The Aekyung Group headquarters located in Mapo-gu, Seoul. /Courtesy of AK Holdings

Aekyung Group, which has actively supported struggling or investment-needing affiliates by using affiliate stocks as collateral, has recently found itself in a dilemma. Following the incident at Muan International Airport involving Jeju Air, the stock price of Jeju Air, which served as the group's 'cash cow' (a company with strong cash generation capacity), has dropped, and its performance is expected to take a hit. Other affiliates are also not in a good position, making the diversification of funding sources an important task for the entire group.

According to the Financial Supervisory Service's electronic disclosure system on the 19th, AK Plaza borrowed approximately 100 billion won from its holding company, AK Holdings, on the 13th. In December of last year, AK Plaza also raised about 60 billion won from AK Holdings. At that time, AK Holdings supported the funding in the form of a capital increase allocated to shareholders. Within less than a month, 160 billion won flowed into AK Plaza, with assistance from AK Holdings.

Until now, AK Holdings has actively engaged in financing and investment for its subsidiaries. It has primarily raised funds using stocks of its affiliates as collateral. As of the end of the third quarter last year, approximately 60% of AK Holdings' total borrowings were collateral loans.

A representative affiliate is Jeju Air. Until the tragedy involving Jeju Air's aircraft at the end of last year, Jeju Air was considered the group's cash cow. AK Holdings also borrowed about 250 billion won in the form of stock collateral loans and exchangeable bonds using Jeju Air shares as collateral.

However, for the time being, expectations for Jeju Air must be lowered. This is due to increased anxiety surrounding flights with Jeju Air following the disaster at the end of last year. Jeju Air is waiving cancellation fees for domestic and international flights scheduled to depart before March 29. Consequently, cash outflows are inevitable, and a decline in performance is unavoidable.

The stock price trends of other affiliates, Aekyung Chemical and Aekyung Industrial, are also not favorable. Aekyung Chemical is struggling due to poor petrochemical market conditions, and Aekyung Industrial is in a position that requires addressing the environmental disaster related to the humidifier disinfectant issue that surfaced in 2011. The Ministry of Environment plans to establish a social consultative body for the ultimate resolution of the humidifier disinfectant incident this year and to prepare measures to secure the effectiveness of coordination through the body and stabilize the victim compensation fund, intending to revise the humidifier disinfectant damage relief law in the second half of the year.

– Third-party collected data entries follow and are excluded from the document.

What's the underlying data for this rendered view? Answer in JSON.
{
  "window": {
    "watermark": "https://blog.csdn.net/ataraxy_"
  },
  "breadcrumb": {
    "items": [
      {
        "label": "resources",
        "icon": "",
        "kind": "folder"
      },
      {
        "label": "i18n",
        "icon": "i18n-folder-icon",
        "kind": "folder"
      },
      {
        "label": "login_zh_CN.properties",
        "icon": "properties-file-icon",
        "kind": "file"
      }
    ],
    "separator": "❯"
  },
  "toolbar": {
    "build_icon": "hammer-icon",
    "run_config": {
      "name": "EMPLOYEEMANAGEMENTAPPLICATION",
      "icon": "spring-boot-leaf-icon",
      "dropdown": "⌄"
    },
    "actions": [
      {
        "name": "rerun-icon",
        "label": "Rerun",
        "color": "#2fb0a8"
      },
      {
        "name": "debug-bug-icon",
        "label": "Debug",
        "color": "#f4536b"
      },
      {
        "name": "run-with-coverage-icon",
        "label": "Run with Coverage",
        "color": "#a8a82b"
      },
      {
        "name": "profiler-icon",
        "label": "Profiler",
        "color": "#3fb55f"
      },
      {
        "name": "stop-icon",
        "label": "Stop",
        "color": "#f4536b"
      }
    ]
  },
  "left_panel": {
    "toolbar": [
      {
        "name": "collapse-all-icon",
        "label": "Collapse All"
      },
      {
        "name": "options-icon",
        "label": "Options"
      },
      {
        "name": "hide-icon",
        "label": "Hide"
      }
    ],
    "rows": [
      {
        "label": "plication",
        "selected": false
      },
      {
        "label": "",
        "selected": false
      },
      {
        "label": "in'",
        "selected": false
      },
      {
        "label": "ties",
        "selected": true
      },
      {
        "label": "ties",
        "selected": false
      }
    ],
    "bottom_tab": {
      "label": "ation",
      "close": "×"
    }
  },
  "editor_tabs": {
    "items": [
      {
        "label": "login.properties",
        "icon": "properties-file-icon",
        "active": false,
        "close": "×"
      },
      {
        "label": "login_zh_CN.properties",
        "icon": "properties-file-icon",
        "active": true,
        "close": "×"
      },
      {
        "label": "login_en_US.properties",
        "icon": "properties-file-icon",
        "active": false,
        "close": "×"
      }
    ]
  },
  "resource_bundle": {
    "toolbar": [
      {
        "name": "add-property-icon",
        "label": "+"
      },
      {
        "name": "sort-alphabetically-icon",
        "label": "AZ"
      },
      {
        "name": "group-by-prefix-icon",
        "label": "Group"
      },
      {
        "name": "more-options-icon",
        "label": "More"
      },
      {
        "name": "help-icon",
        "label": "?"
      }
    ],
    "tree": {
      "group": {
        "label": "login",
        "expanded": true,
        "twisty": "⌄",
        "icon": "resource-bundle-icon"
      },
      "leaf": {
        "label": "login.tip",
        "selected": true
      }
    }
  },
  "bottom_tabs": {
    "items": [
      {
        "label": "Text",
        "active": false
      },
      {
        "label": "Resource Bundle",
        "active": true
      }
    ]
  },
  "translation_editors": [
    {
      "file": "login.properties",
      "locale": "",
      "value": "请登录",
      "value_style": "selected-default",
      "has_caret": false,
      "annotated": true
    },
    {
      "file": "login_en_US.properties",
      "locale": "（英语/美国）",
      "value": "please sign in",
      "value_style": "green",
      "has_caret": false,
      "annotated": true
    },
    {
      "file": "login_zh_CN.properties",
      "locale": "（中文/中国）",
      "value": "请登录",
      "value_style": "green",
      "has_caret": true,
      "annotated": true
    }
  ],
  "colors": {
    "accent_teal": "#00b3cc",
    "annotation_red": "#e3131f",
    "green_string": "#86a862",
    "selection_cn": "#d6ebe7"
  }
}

If further stock collateral loans are difficult, attention must turn to bond issuance. However, AK Holdings recently canceled its plans for public bond issuance. According to Nice Credit Rating, the cancellation of bond issuance also led to the cancellation of the credit rating assigned to AK Holdings. AK Holdings stated, "We prepared for the issuance of corporate bonds for stable and efficient fundraising, but determined that it was not the appropriate time, prompting us to reconsider the bond issuance." Capital market officials believe that the Jeju Air disaster influenced the cancellation of the bond issuance.

In the capital market, attention has shifted recently from just AK Plaza, Jeju Air, and AK Holdings to the funding situation of Aekyung Asset Management. Aekyung Asset Management occupies a vital position within Aekyung Group. It is essentially the holding company for Aekyung Group, which operates the hot spring resort Terme Eden. The family of Chairman Jang Young-shin of Aekyung Group holds 100% of Aekyung Asset Management's equity, and Aekyung Asset Management owns 18.91% of AK Holdings.

So far, Aekyung Asset Management has been raising funds using the affiliate stocks it holds as collateral. In August 2023, Aekyung Asset Management borrowed 10 billion won from a financial institution using AK Holdings shares as collateral, with a maturity set for July 1 of this year. Additionally, it borrowed 30 billion won using Aekyung Industrial shares as collateral and 21 billion won using Jeju Air shares as collateral. This was prompted by accumulated operating losses of approximately 100 billion won from 2020 to 2022 due to the impact of COVID-19. Last year, it reported an operating profit of 4.3 billion won.

A capital market official noted, "Major subsidiaries have been exposed to adverse events, starting with retail and chemicals, and now aviation, while the performance of Holdings and its upper-tier holding company is also not in good shape. Therefore, for the time being, attention should be focused on cash flow for the entire group."